There is no evidence to support the frequently given advice to exclude foods such as tomatoes and strawberries with small seeds. Few doctors are now recommending avoidance of these foods.
Antibiotics are needed when there is infection. Flagyl (metronidazole), tetracycline and amoxycillin are the commonly used antibiotics. Antibiotic effectiveness is best if used early in the infection.
Antispasmodic drugs may be used when the pain from cramps is present. The commonly used antispasmodics are Colofac (merbeverine), Buscopan (hyoscine N-butylbromide), or Merbentyl (dicyclomine).
What is the place of surgery in diverticulitis?
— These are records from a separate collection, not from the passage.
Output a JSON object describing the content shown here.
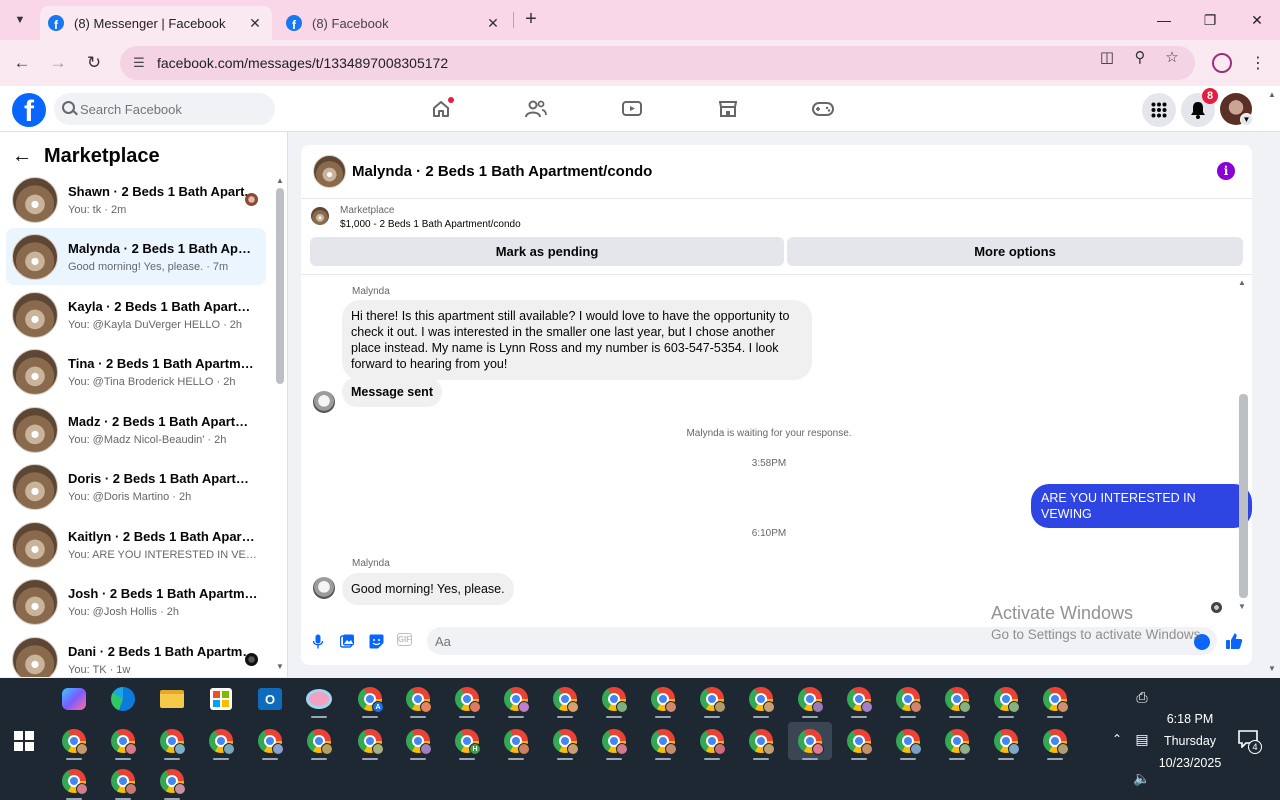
{
  "browser": {
    "tabs": [
      {
        "title": "(8) Messenger | Facebook",
        "active": true
      },
      {
        "title": "(8) Facebook",
        "active": false
      }
    ],
    "url": "facebook.com/messages/t/1334897008305172"
  },
  "facebook": {
    "search_placeholder": "Search Facebook",
    "notification_count": "8",
    "nav_icons": [
      "home-icon",
      "friends-icon",
      "watch-icon",
      "marketplace-icon",
      "gaming-icon"
    ]
  },
  "sidebar": {
    "title": "Marketplace",
    "conversations": [
      {
        "name": "Shawn · 2 Beds 1 Bath Apart...",
        "preview": "You: tk · 2m"
      },
      {
        "name": "Malynda · 2 Beds 1 Bath Apartm...",
        "preview": "Good morning! Yes, please. · 7m"
      },
      {
        "name": "Kayla · 2 Beds 1 Bath Apartment...",
        "preview": "You: @Kayla DuVerger HELLO · 2h"
      },
      {
        "name": "Tina · 2 Beds 1 Bath Apartment/...",
        "preview": "You: @Tina Broderick HELLO · 2h"
      },
      {
        "name": "Madz · 2 Beds 1 Bath Apartmen...",
        "preview": "You: @Madz Nicol-Beaudin' · 2h"
      },
      {
        "name": "Doris · 2 Beds 1 Bath Apartment...",
        "preview": "You: @Doris Martino · 2h"
      },
      {
        "name": "Kaitlyn · 2 Beds 1 Bath Apartme...",
        "preview": "You: ARE YOU INTERESTED IN VE...  · 2h"
      },
      {
        "name": "Josh · 2 Beds 1 Bath Apartment/...",
        "preview": "You: @Josh Hollis · 2h"
      },
      {
        "name": "Dani · 2 Beds 1 Bath Apartme...",
        "preview": "You: TK · 1w"
      }
    ]
  },
  "chat": {
    "title": "Malynda · 2 Beds 1 Bath Apartment/condo",
    "listing_label": "Marketplace",
    "listing_price": "$1,000 - 2 Beds 1 Bath Apartment/condo",
    "buttons": {
      "mark_pending": "Mark as pending",
      "more_options": "More options"
    },
    "messages": {
      "sender_1": "Malynda",
      "first_msg": "Hi there! Is this apartment still available? I would love to have the opportunity to check it out. I was interested in the smaller one last year, but I chose another place instead. My name is Lynn Ross and my number is 603-547-5354.  I look forward to hearing from you!",
      "sent_note": "Message sent",
      "waiting": "Malynda is waiting for your response.",
      "time_1": "3:58PM",
      "outgoing": "ARE YOU INTERESTED IN VEWING",
      "time_2": "6:10PM",
      "sender_2": "Malynda",
      "last_msg": "Good morning! Yes, please."
    },
    "composer_placeholder": "Aa"
  },
  "watermark": {
    "title": "Activate Windows",
    "subtitle": "Go to Settings to activate Windows."
  },
  "taskbar": {
    "time": "6:18 PM",
    "day": "Thursday",
    "date": "10/23/2025",
    "notification_count": "4"
  }
}
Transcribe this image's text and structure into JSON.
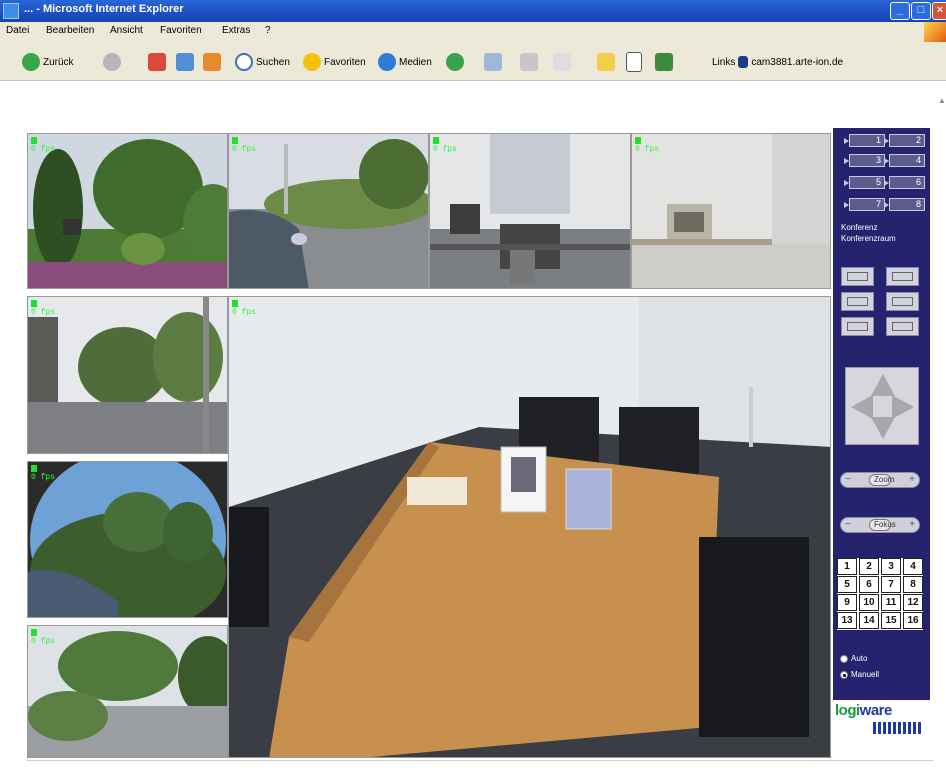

Diverticular is generally a benign condition but with potentially lethal complications. The surgical principles in complicated diverticular disease is to remove by resection the diseased segment of bowel with at the same time active management of any destruction of tissue by bacteria. Surgery is thus used when there is persisting obstruction, perforation of the bowel, uncontrolled bleeding, and/or repair of fistula.
Expected live span is increasing in almost all communities, increasing the risk of more people developing symptomatic diverticular disease. Increasing publicity is resulting in an increased consciousness of the place of a diet rich in vegetables, fruit, cereals, and restricted in fat. It is believed that this dietary pattern accompanied by physical activity offers the best hope to reduce the formation and complications of diverticular disease.